A beautiful story of how Mother Nature helps a lost girl find her way back to her family.
The girl had lost her way. She had wandered away from the Mothers, the Aunties and the Grandmothers, from the Fathers and the Uncles and the Grandfathers. Who will show her the way home?
Ambelin Kwaymullina loves reading sci-fi and fantasy books, and has wanted to write a novel since she was six years old. She comes from the Palyku people of the Pilbara region of Western Australia. When not writing or reading she teaches law, illustrates picture books and hangs out with her dogs. She has previously written a number of children’s books, both alone and with other members of her family. Her first novel, The Tribe 1: The Interrogation of Ashala Wolf, was short-listed for the 2012 Aurealis Awards in both the Science Fiction and Young Adult Fiction categories.
Leanne Tobin has worked as an artist for more than three decades. She is of Dharug descent, the traditional Aboriginal people of Greater Western Sydney. Leanne is a primary teacher but works as an educator within the community and runs creative workshops with a range of Indigenous and non-Indigenous organisations, teaching local Dharug histories, stories and land care to the public. Her artwork acknowledges her mixed ancestry (Irish, English and Aboriginal), and she uses a combination of Western and Traditional techniques infused with Aboriginal symbolism and stories. She has won many awards and in 2011 won the NSW Parliament Indigenous Art Prize. The Lost Girl is her first picture book.

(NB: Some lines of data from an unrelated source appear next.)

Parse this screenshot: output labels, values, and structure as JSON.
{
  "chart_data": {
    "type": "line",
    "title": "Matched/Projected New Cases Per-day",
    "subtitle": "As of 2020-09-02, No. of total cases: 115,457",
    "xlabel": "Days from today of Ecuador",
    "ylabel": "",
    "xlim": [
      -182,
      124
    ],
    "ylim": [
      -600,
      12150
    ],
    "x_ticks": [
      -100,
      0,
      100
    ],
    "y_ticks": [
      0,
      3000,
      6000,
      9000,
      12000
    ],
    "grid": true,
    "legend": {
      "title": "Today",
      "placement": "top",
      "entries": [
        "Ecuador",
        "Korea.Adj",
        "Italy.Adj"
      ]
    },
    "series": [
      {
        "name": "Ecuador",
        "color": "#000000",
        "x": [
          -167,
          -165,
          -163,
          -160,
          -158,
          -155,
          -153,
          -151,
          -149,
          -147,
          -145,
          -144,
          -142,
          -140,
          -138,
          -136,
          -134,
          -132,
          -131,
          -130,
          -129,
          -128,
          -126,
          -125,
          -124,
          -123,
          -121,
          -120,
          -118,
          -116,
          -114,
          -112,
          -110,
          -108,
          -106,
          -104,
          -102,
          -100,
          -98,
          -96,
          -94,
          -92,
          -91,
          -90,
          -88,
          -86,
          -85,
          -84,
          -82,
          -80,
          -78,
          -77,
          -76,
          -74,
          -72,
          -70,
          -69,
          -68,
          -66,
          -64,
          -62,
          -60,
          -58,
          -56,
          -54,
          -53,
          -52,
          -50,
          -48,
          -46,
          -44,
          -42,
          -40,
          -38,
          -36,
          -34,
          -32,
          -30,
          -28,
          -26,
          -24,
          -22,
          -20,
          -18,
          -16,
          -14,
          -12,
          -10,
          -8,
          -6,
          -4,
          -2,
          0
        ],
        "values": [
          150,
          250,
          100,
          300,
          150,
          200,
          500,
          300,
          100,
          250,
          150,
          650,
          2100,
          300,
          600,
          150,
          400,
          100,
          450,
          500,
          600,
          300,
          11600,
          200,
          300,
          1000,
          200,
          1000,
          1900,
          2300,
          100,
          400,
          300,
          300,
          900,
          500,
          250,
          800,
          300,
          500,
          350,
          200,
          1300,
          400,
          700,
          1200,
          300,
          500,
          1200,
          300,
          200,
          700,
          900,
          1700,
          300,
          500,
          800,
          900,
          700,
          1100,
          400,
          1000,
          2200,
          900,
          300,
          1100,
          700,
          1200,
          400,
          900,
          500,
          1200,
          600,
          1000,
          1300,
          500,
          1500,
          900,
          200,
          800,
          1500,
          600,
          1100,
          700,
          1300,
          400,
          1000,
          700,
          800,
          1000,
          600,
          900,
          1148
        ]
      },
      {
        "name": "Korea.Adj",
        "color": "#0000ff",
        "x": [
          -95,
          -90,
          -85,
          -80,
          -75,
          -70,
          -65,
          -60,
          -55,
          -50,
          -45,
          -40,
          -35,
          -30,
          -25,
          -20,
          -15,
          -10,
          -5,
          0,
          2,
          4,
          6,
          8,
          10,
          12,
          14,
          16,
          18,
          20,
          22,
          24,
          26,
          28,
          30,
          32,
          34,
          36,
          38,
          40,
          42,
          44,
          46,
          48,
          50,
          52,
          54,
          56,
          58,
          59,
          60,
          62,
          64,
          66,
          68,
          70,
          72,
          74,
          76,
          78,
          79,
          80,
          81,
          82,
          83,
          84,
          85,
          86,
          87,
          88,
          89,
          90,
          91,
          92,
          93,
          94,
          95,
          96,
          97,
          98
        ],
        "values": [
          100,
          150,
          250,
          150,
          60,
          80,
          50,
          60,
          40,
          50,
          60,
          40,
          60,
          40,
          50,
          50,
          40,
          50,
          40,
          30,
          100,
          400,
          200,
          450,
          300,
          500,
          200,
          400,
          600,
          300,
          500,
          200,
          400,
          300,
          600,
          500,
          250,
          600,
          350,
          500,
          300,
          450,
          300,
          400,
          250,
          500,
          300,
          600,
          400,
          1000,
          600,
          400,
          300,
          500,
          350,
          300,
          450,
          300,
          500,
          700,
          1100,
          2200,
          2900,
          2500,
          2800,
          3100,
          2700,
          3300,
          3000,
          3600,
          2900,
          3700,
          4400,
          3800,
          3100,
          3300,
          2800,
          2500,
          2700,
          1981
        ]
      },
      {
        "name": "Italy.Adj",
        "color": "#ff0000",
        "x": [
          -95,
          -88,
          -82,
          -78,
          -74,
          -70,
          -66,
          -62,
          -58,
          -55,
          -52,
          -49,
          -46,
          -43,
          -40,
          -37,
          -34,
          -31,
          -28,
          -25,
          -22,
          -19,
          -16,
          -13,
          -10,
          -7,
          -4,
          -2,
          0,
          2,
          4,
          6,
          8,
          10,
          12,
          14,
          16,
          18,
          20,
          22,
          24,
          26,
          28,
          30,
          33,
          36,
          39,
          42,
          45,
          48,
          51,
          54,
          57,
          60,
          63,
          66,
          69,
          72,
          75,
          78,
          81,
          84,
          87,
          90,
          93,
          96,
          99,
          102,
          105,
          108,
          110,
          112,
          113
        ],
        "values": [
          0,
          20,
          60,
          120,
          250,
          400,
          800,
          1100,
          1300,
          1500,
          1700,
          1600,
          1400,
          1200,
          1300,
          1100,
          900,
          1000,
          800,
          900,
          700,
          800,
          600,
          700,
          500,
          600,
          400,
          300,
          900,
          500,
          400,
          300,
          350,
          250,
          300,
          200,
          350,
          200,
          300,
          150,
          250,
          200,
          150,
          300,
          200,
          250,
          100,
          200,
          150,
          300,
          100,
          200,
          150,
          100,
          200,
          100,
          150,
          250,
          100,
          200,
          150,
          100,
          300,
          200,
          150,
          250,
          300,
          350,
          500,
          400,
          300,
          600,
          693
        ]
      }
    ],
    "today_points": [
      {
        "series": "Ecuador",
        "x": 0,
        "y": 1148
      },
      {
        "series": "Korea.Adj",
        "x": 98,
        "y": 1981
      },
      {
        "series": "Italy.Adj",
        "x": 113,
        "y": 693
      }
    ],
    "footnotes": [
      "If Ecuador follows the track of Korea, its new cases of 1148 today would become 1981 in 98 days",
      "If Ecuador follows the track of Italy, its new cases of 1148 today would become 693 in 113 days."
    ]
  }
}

This book captures the beauty and bounty of Australian flora and fauna in rich detail … a lovely addition to the increasingly diverse body of Indigenous children’s literature.
In our over-busy, sometimes frantic world, the simplicity of The Lost Girl’s story is its strength.
A splendid production with a strong Indigenous flavour, it reflects the importance of story, the unbreakable bond between the Indigenous people and their land, and family unity.
This would make a wonderful addition to any classroom, library or home bookshelf. We get a glimpse of the unique relationship that the Aboriginal people of Australia have with Mother Nature, and how they teach their children to survive in this harsh and unyielding landscape they call home.
Creative Kids Tales
The illustrations of Australia’s iconic flora and fauna are beautiful
The simple but lovely story is given richness by the gorgeous pastel illustrations from Leanne Tobin with the full richness of the outback colour palette.
Literacy, Families and Learning
This is a refreshing and authentic indigenous perspective.